The study, "Effects of vitamin D supplementation on musculoskeletal health: a systematic review, meta-analysis, and trial sequential analysis,” aimed to determine the effect of vitamin D supplementation on fractures, falls, and bone density.
In this systematic review, random-effects meta-analysis, and trial sequential analysis, the researchers used findings from literature searches in previously published meta-analyses, along with findings from PubMed, Embase, and Cochrane Central. They assessed randomized controlled trials of adults (>18 years) that compared vitamin D with untreated controls, placebo, or lower-dose vitamin D supplements. Eligible studies included outcome data for total or hip fractures, falls, or bone mineral density measured at the lumbar spine, total hip, femoral neck, total body, or forearm.
In pooled analyses, the researchers found vitamin D had no effect on total fracture (36 trials; n=44 790, relative risk 1·00, 95% CI 0·93–1·07), hip fracture (20 trials; n=36 655, 1·11, 0·97–1·26), or falls (37 trials; n=34 144, 0·97, 0·93–1·02). Results were similar in randomized controlled trials of high-dose versus low-dose vitamin D and in subgroup analyses of randomized controlled trials using doses greater than 800 IU per day. In pooled analyses, there were no clinically relevant between-group differences in bone mineral density at any site (range −0·16% to 0·76% over 1–5 years).
The researchers concluded these findings suggest that vitamin D supplementation does not prevent fractures or falls, or have clinically meaningful effects on bone mineral density, and that there is little justification to use vitamin D supplements to maintain or improve musculoskeletal health.

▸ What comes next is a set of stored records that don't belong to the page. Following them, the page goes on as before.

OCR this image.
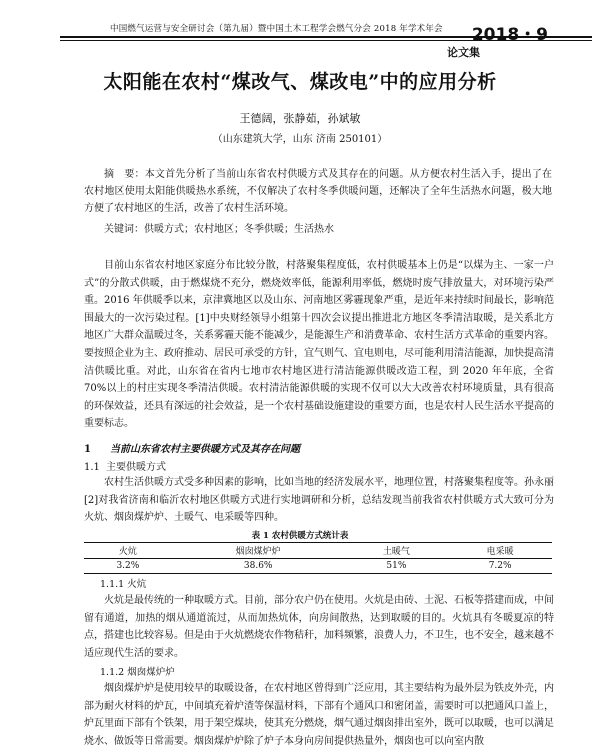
中国燃气运营与安全研讨会（第九届）暨中国土木工程学会燃气分会 2018 年学术年会 2018・9
论文集
太阳能在农村“煤改气、煤改电”中的应用分析
王德阔，张静茹，孙斌敏
（山东建筑大学，山东 济南 250101）
摘　要：本文首先分析了当前山东省农村供暖方式及其存在的问题。从方便农村生活入手，提出了在农村地区使用太阳能供暖热水系统，不仅解决了农村冬季供暖问题，还解决了全年生活热水问题，极大地方便了农村地区的生活，改善了农村生活环境。
关键词：供暖方式；农村地区；冬季供暖；生活热水
目前山东省农村地区家庭分布比较分散，村落聚集程度低，农村供暖基本上仍是“以煤为主、一家一户式”的分散式供暖，由于燃煤烧不充分，燃烧效率低，能源利用率低，燃烧时废气排放量大，对环境污染严重。2016 年供暖季以来，京津冀地区以及山东、河南地区雾霾现象严重，是近年来持续时间最长，影响范围最大的一次污染过程。[1]中央财经领导小组第十四次会议提出推进北方地区冬季清洁取暖，是关系北方地区广大群众温暖过冬，关系雾霾天能不能减少，是能源生产和消费革命、农村生活方式革命的重要内容。要按照企业为主、政府推动、居民可承受的方针，宜气则气、宜电则电，尽可能利用清洁能源，加快提高清洁供暖比重。对此，山东省在省内七地市农村地区进行清洁能源供暖改造工程，到 2020 年年底，全省 70%以上的村庄实现冬季清洁供暖。农村清洁能源供暖的实现不仅可以大大改善农村环境质量，具有很高的环保效益，还具有深远的社会效益，是一个农村基础设施建设的重要方面，也是农村人民生活水平提高的重要标志。
1 当前山东省农村主要供暖方式及其存在问题
1.1 主要供暖方式
农村生活供暖方式受多种因素的影响，比如当地的经济发展水平，地理位置，村落聚集程度等。孙永丽[2]对我省济南和临沂农村地区供暖方式进行实地调研和分析，总结发现当前我省农村供暖方式大致可分为火炕、烟囱煤炉炉、土暖气、电采暖等四种。
表 1 农村供暖方式统计表
火炕	烟囱煤炉炉	土暖气	电采暖
3.2%	38.6%	51%	7.2%
1.1.1 火炕
火炕是最传统的一种取暖方式。目前，部分农户仍在使用。火炕是由砖、土泥、石板等搭建而成，中间留有通道，加热的烟从通道流过，从而加热炕体，向房间散热，达到取暖的目的。火炕具有冬暖夏凉的特点，搭建也比较容易。但是由于火炕燃烧农作物秸秆，加料频繁，浪费人力，不卫生，也不安全，越来越不适应现代生活的要求。
1.1.2 烟囱煤炉炉
烟囱煤炉炉是使用较早的取暖设备，在农村地区曾得到广泛应用，其主要结构为最外层为铁皮外壳，内部为耐火材料的炉瓦，中间填充着炉渣等保温材料，下部有个通风口和密闭盖，需要时可以把通风口盖上，炉瓦里面下部有个铁架，用于架空煤块，使其充分燃烧，烟气通过烟囱排出室外，既可以取暖，也可以满足烧水、做饭等日常需要。烟囱煤炉炉除了炉子本身向房间提供热量外，烟囱也可以向室内散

“We were shocked when this study came out because of its total disregard for the wealth of scientific research and medical guidance in the U.S. and around the world. Vitamin D is critical to supporting bone mineral density and a daily supplement at the advice of a doctor is an excellent way for people to get the right amount,” said Daniel Fabricant, PhD, president and CEO of the Natural Products Association (NPA).
According to the National Osteoporosis Foundation, “too many Americans fall short of getting the amount of calcium they need every day and that can lead to bone loss, low bone density and even broken bones.”
NPA added that health organizations in the U.S. and around the world advocate for sufficient vitamin D intake:
- The United States Food and Drug Administration guidance allowed on vitamin D supplements states that “adequate calcium throughout life, as part of a well-balanced diet, may reduce the risk of osteoporosis.”
- The 2011 Dutch Guideline on Osteoporosis and Fracture Prevention (CBO Guideline) advises in the case of patients taking medication to prevent fractures to aim for a total calcium intake (diet and supplements) of 1,000- 1,200 mg calcium per day and an intake of vitamin D supplements of 800 IU per day.
- Canadian guidelines advise intake of 1,200 mg calcium daily in women 50 years and older and men 70 years and older. The vitamin D intake in elderly persons should be 1,000-1,200 IU daily.
- The Australian guideline advises for women over 50 years of age a calcium intake of 1,300 mg per day and a vitamin D intake of 800 IE.